I have lived in three of our nation's most environmentally damaged, simply filthiest, places--rural New England, Pittsburgh, Pennsylvania, and the Los Angeles Basin. And I have lived to see each of them dramatically cleaned up, returned to startling beauty to become inspiring, often breath-taking, environments in which to live.
Earth Day symbolizes the environmental movement which, during President Nixon's presidency, put in place landmark legislation to clean up America. Air, water, and land had been polluted by the unrestrained industrialization of the previous century. Even remote, rural areas of the nation, like the small village in northern New England, where I grew up in the 1940s and 1950s, had been damaged by that industrialization. Paper mills dumped their untreated wastes from making paper into the streams and rivers, making the water deadly for fish, poisonous for people, stinky, and ugly to view. The river that flowed through my home village, Plymouth, New Hampshire, was so polluted that our high school mocked it in our school song. We sang, "Far above the polluted waters, where our banner flies ... here's to you, our alma mater, dear old stinky high". I can recall that I would hold my breath when crossing bridges over the river, fearful that the foul odor would aggrevate my severe asthma. Over the next several decades, the village of fewer than 2,000 persons, required with other villages and towns along it's river to do so, put in waste treatment plants to treat the sewage they had previously been dumping into its water. The paper mills and textile mills were required to treat their waste. By the end of the century, Atlantic salmon were returning to the river's headwaters to spawn.
My first teaching job was a one-year stint as a visiting assistant professor at the University of Pittsburgh. After the war--that is, the second world war--, led by its business and industrial giants, such as the Mellon family, the steel mills of the city were slowly cleaned up. The city that had been so cloudy with air pollution at noon as to obscure the sun had, by the time I lived there, emerged through the murk. But it remained polluted. During the night, tiny particles and fibers of steel, nearly invisible filings, would settle out of the air onto the ground, the buildings, streets, and cars. In the morning, you could turn on your automobile's windshield wiper blades for one swipe. They would leave a long line of steel filings where they ended their sweep of the glass. Over the next few decades, the last steel mill inside the city closed. And steel mills up and down the rivers were, at least partially, cleaned up. The fount of the Ohio River was, if not exactly purified, certainly greatly cleaner and beautiful. I loved Pittsburgh, its industrial muscularity, its historic architecture, and its urban renewal.

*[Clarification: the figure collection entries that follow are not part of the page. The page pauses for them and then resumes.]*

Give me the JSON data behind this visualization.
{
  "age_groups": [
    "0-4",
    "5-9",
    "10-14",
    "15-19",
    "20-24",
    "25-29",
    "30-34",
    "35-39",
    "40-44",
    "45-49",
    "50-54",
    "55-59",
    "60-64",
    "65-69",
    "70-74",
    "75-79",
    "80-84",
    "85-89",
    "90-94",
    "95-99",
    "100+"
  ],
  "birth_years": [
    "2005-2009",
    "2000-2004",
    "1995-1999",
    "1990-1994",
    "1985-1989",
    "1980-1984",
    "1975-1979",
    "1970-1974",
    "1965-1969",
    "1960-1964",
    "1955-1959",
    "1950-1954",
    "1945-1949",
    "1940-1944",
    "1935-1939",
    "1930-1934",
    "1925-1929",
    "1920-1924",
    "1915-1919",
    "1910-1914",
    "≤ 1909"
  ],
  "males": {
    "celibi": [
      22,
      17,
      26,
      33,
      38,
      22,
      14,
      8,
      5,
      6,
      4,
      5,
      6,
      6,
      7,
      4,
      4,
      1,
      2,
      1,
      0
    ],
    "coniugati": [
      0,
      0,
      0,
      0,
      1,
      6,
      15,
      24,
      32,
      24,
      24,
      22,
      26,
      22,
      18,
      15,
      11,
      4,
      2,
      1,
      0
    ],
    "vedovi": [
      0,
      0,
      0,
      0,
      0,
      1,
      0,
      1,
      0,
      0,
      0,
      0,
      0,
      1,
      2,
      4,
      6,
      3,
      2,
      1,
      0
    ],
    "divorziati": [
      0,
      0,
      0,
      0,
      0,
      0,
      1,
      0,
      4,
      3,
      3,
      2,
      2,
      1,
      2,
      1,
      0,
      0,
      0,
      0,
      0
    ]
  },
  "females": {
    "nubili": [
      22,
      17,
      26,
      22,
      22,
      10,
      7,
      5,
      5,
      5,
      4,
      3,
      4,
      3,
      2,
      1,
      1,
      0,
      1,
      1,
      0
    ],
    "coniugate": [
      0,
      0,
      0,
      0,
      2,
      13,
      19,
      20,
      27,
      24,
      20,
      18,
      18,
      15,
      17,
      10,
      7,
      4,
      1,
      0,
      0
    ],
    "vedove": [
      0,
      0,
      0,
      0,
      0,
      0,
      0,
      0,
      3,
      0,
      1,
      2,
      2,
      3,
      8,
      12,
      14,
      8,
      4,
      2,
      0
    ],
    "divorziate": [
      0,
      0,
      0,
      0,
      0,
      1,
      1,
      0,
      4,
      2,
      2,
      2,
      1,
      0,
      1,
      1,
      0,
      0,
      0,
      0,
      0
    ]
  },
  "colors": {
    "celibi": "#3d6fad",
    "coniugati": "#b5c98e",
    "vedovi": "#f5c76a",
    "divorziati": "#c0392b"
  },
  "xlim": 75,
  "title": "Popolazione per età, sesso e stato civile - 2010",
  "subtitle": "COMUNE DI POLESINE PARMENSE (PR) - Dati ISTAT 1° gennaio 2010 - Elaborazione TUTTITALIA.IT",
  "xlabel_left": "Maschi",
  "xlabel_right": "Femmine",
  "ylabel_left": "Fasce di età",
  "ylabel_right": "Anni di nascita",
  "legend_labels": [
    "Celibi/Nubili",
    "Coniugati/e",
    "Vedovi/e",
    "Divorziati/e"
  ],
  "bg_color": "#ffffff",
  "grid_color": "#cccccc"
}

It was a great place to live, skyscrapers and hilly urban neighborhoods often stunning in their natural setting at the confluence of two rivers along side high hills.
Finally, Riverside, California, at the eastern edge of the "South Coast Air Basin"--to give the officialized designation its capitalization. When I arrived to teach at the University of California, the city had a reputation as a historic and architectural gem set among thousands of acres of navel orange groves. State governmental hearings, a few years later, that preceded smog laws unhappily smeared the city's reputation as effectively as the smog that cooked in Los Angeles and drifted east to it. Nonetheless, the clean air laws, the requirement of vehicle emission controls, cleaned up the air over the next several decades so effectively that, by the mid-1990s, the air was clear and the surrounding ring of mountains visible year-round. The dramatically beautiful setting, that had been depicted on fruit crate labels for two generations, returned.
Though I am politically conservative, I happily acknowledge the effectiveness of the environmental laws that have cleaned up much, though certainly not all, of the mess created by industrialization and, as in the case of untreated sewage, urbanization in the century from the 1850s to the 1950s. It was a chore that mostly had to be done by the federal government, because pollution crossed state borders.That accomplishment does not mean that debate today over the founding environmental laws is illegitimate or unreasonable. Conservative thinkers in the past generation have proposed market solutions to environmental problems that have changed the regulatory and enforcement paradigms on which the 1970s environmental laws were based. New market solutions will be implemented in piecemeal, of not replacement, mode. What the new thinking about implementation has not replaced is the environmental consensus to clean up and reclaim our environment forged in the 1960s.